The Agalarovs and Kaveladze made headlines last year when it emerged that Rob Goldstone, a British music publicist representing Emin, emailed Donald Trump Jr. in 2016 and asked him whether he was interested in meeting a Kremlin-aligned lobbyist offering dirt on then Democratic nominee Hillary Clinton.
Trump Jr. appeared eager about the offer and was later one of three top Trump campaign officials who met the lobbyist, Natalia Veselnitskaya, at Trump Tower in June 2016. Kaveladze was one of several individuals from Russia’s side who attended the meeting, which counterintelligence experts say was part of Russia’s attempt to infiltrate the campaign.
‘Mr. Putin would like to meet Mr. Trump’
Meanwhile, Trump has long espoused a particular fascination with Putin, characterising him as a tough leader and skilled negotiator.
In June 2013, around the time he reportedly wrote Putin the letter inviting him to the pageant, Trump tweeted, “Do you think Putin will be going to The Miss Universe Pageant in November in Moscow – if so, will he become my new best friend?”
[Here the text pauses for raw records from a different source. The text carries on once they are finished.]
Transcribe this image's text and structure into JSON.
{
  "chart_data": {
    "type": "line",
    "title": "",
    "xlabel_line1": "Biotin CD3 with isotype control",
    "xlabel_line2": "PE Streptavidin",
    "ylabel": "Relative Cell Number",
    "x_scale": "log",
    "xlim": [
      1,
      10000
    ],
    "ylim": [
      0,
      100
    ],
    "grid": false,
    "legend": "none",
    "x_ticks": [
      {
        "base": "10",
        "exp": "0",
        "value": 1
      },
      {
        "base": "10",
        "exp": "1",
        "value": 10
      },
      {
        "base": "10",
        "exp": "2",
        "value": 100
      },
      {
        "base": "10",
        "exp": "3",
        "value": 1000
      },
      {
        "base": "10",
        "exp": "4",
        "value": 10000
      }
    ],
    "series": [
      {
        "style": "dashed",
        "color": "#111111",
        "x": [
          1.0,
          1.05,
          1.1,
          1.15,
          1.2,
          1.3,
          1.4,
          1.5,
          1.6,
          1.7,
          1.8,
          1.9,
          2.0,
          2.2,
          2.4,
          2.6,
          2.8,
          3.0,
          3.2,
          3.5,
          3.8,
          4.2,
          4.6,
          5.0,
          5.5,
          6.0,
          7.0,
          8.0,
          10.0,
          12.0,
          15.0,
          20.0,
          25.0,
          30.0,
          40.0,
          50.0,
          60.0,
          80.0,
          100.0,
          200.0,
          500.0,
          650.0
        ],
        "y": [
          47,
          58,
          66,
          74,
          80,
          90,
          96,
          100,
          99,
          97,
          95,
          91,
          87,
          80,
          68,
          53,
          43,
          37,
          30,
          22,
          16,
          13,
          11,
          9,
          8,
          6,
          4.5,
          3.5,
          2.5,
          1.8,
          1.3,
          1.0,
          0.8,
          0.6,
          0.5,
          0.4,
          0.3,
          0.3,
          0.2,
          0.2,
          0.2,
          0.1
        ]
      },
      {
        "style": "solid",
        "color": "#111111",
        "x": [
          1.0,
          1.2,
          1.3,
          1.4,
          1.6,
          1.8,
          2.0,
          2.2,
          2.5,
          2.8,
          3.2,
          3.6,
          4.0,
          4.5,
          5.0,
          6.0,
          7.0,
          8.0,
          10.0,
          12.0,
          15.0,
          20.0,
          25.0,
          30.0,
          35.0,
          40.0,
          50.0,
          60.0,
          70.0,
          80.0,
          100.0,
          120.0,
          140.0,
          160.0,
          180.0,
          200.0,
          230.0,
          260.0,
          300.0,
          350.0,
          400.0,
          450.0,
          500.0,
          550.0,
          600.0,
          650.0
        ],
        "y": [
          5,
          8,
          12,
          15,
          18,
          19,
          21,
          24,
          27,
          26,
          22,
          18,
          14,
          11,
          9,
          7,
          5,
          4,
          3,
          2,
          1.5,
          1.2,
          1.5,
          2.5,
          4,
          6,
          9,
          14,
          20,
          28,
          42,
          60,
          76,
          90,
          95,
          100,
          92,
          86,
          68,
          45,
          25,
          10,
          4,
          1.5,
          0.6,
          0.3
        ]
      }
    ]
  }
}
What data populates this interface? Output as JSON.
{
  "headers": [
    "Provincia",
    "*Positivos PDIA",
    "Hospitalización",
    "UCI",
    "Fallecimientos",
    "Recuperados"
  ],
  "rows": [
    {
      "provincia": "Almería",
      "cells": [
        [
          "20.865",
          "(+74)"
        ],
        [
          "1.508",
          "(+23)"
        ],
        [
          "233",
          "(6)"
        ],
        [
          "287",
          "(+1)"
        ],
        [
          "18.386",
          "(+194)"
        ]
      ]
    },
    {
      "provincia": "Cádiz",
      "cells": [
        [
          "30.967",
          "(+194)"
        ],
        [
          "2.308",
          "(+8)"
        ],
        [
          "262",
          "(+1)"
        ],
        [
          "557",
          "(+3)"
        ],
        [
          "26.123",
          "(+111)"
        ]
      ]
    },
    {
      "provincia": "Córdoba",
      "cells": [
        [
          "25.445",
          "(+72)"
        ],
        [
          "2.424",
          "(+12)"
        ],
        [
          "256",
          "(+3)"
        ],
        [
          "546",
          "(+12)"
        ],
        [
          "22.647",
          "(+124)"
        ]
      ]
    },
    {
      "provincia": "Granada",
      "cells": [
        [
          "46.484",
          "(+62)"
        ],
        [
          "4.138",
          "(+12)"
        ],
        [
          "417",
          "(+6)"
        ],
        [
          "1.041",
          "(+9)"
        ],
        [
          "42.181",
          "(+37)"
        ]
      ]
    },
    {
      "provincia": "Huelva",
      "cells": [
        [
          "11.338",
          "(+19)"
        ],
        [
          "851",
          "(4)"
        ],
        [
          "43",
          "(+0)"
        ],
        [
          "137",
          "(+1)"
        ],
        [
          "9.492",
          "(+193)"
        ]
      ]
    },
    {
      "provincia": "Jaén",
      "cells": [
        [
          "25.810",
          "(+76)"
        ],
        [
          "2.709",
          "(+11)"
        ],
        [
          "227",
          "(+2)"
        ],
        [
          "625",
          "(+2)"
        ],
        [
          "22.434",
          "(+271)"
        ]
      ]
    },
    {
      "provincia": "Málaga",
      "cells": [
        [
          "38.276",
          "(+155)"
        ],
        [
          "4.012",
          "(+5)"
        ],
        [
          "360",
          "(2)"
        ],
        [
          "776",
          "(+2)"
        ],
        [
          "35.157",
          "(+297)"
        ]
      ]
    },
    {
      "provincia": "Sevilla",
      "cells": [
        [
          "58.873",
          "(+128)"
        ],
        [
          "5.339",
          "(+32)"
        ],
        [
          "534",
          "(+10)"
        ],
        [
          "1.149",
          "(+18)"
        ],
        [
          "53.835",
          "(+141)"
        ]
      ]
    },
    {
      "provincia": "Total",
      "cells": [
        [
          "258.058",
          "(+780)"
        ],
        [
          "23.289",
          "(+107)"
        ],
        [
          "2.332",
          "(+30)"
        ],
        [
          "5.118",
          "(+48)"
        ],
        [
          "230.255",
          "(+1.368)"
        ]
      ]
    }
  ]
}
Trump’s 2013 Miss Universe pageant in Moscow was part of his longtime effort to bring the Trump brand to Russia. He had, for years, been working to build a glitzy Trump Tower in Moscow, and he reportedly viewed the pageant as his opportunity to push the deal through.
Once the pageant was underway that November, however, Trump became increasingly preoccupied over whether Putin would attend the event, according to “Russian Roulette.”
When he arrived in Moscow for the pageant, Agalarov delivered Trump a private message directly from the Kremlin, the book said: “Mr. Putin would like to meet Mr. Trump.”
Eventually, however, Trump said Putin’s spokesman and top aide Dmitry Peskov had called him to apologise and say Putin would be unable to meet with Trump or attend the pageant after all, because the Netherland’s royal family, which was in town, was stuck in a traffic jam and would be late getting to the Kremlin to meet Putin.
Trump said, however, that Peskkov tried to make amends by extending an invitation from Putin to attend the upcoming Olympic Games so they could finally meet. Peskov added that Putin had a gift for him, according to Trump’s account of the conversation which he conveyed to Goldstone. And although Trump was disappointed Putin wouldn’t be attending the lavish event, he reportedly told an associate to spread word after the pageant aired that Putin had stopped by.
“No one will know for sure if he came or not,” Trump said, according to the book.